On top of this, many businesses were forced to scale back resources as a result of the pandemic. Thanks to renewed optimism around the immediate future and with a clearer roadmap to normality set out by the UK government, most are now beginning to scale back up and are setting out on huge hiring sprees. But this has left UK vacancies at an all-time high, and experts suggest businesses could be facing skills shortages for many years to come.

As such, UK organisations have been left with smaller teams than they are used to across the entire company, including IT. While these smaller, internal IT teams possess a broad knowledge of the technology space, they do often lack the specialist expertise that is required to enable a cloud native approach.

Although it is harder than ever to find the talent required to fulfil these business needs – especially at short notice – businesses can simply not afford to wait.

Leaning on third parties for support isn’t enough

Having the opportunity to be flexible and agile is the way forward in terms of how we all work is going to evolve, and businesses are already learning to embrace their new-found flexibility by implementing variations of the hybrid working approach. But being flexible involves more than just implementing new policies and perks for in-house staff, it’s also about embracing the notion of building out internal teams with third party support.

Businesses need to learn and realise that customers gain the most from cloud technologies when workloads, teams, and processes are transformed to a more cloud native and agile operating model. And working with a third party to reach cloud nativity is going to be vital for businesses going forward.

However, simply working with a third party alone isn’t necessarily enough any longer because traditional managed services can struggle to deliver on customer goals in these environments. This is largely due to an inherent lack of flexibility within agreed scopes of work and contract structures.

That’s why it’s time for managed service providers to start working for their customers – not just with them. This means offering flexible, on-demand and dedicated support as and when their customers need it throughout their cloud journeys

The future of work is on-demand and flexible

These dedicated customer teams that managed service providers should be creating will become entirely familiar with their partners’ and customer’ businesses so that they are able to simply work as an extension of the internal team, instead of an external third party with a lack of detailed knowledge about the project.

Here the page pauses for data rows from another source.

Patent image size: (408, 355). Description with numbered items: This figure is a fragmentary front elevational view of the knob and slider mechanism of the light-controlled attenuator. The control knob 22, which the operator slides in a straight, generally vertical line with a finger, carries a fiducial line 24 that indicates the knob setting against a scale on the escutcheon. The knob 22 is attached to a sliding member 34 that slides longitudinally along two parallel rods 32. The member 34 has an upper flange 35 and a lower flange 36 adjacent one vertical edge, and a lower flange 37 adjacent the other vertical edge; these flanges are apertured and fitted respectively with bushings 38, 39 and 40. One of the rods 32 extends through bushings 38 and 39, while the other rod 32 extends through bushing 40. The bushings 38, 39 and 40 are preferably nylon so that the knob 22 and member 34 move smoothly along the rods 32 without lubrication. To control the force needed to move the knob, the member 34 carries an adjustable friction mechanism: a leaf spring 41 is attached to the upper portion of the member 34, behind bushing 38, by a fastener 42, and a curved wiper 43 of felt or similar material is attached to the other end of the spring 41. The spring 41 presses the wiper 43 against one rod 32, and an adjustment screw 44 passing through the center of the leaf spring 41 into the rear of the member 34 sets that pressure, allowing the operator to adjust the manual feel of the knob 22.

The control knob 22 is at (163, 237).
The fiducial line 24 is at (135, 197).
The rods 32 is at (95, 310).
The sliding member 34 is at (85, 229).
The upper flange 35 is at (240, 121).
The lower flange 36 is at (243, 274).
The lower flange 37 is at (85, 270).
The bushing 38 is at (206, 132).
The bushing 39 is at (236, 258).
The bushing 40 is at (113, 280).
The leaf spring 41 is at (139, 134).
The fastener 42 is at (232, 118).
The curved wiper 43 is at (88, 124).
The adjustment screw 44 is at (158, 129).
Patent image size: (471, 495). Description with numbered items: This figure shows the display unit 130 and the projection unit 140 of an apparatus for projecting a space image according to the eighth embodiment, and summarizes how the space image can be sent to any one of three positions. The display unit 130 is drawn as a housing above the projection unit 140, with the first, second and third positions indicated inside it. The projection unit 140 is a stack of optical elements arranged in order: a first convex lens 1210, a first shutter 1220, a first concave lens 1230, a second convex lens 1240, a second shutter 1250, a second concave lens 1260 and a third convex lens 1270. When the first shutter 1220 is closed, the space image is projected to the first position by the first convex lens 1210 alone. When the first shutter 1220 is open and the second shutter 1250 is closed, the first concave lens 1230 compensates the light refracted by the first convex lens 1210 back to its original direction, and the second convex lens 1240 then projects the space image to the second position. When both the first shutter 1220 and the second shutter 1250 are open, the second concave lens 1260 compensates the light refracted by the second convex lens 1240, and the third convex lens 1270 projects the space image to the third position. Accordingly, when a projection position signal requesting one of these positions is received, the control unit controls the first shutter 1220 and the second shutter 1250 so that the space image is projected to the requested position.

In doing so, they will be able to help deliver transformative, best-practice-led engineering and operations services. Meanwhile, businesses don’t have to worry about lengthy and expensive recruitment drives for specialist skills that can ultimately put their cloud journeys on hold.

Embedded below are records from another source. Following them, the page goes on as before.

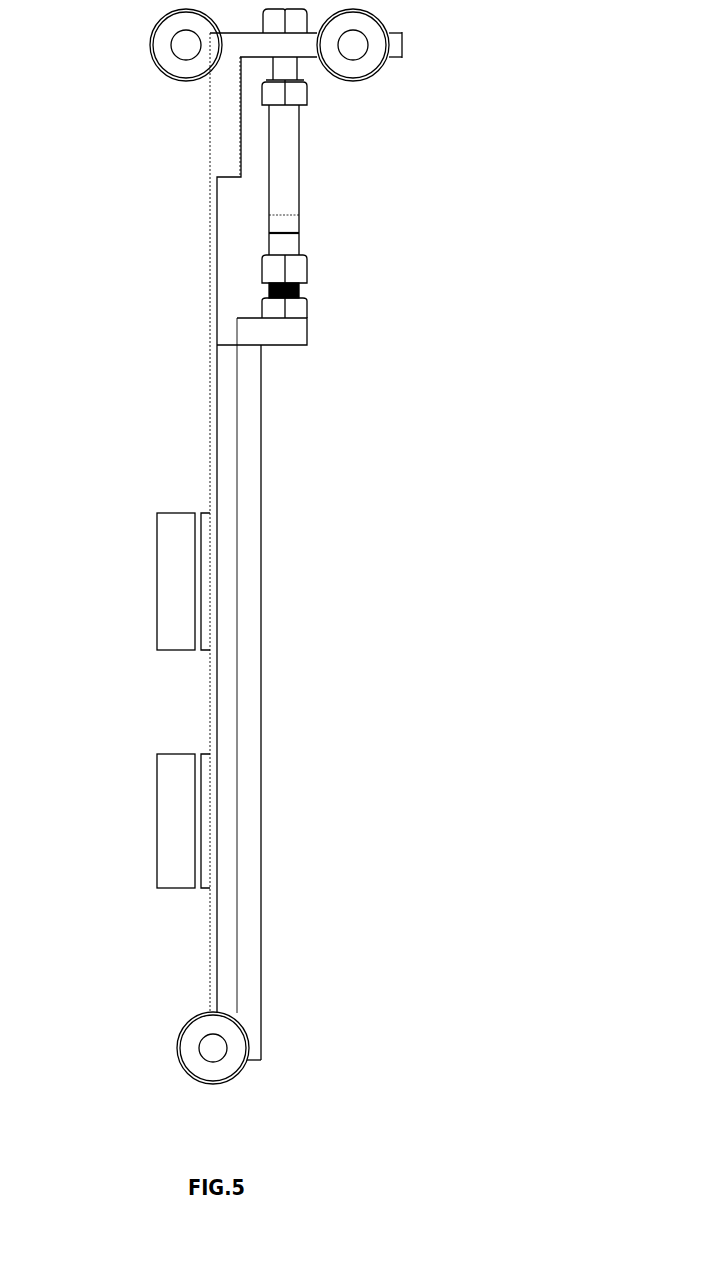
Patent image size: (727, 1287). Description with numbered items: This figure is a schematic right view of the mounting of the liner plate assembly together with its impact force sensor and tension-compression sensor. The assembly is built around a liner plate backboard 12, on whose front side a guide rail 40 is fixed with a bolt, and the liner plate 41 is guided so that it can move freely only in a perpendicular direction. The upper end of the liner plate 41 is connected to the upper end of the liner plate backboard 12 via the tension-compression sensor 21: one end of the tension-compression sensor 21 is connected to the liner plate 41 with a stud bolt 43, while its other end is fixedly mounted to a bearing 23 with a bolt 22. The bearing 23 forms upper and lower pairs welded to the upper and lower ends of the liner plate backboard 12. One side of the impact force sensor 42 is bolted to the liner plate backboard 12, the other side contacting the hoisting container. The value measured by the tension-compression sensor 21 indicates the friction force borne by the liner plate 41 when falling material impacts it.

The liner plate backboard 12 is at (212, 952).
The tension-compression sensor 21 is at (287, 180).
The bolt 22 is at (284, 70).
The bearing 23 is at (207, 42).
The guide rail 40 is at (225, 900).
The liner plate 41 is at (247, 846).
The impact force sensor 42 is at (180, 822).
The stud bolt 43 is at (268, 296).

So, while hybrid working is a great place to start, post-pandemic flexibility is about so much more than that. It’s about a total mindset shift and casting the net for talent much wider than existing and prospective internal talent. The war for talent is bigger than ever, and it’s time for businesses to start embracing external, third-party support. In doing so, MSPs also have a big transformation on their hands to become partners that can act as a true extension of their customers’ business and their internal teams.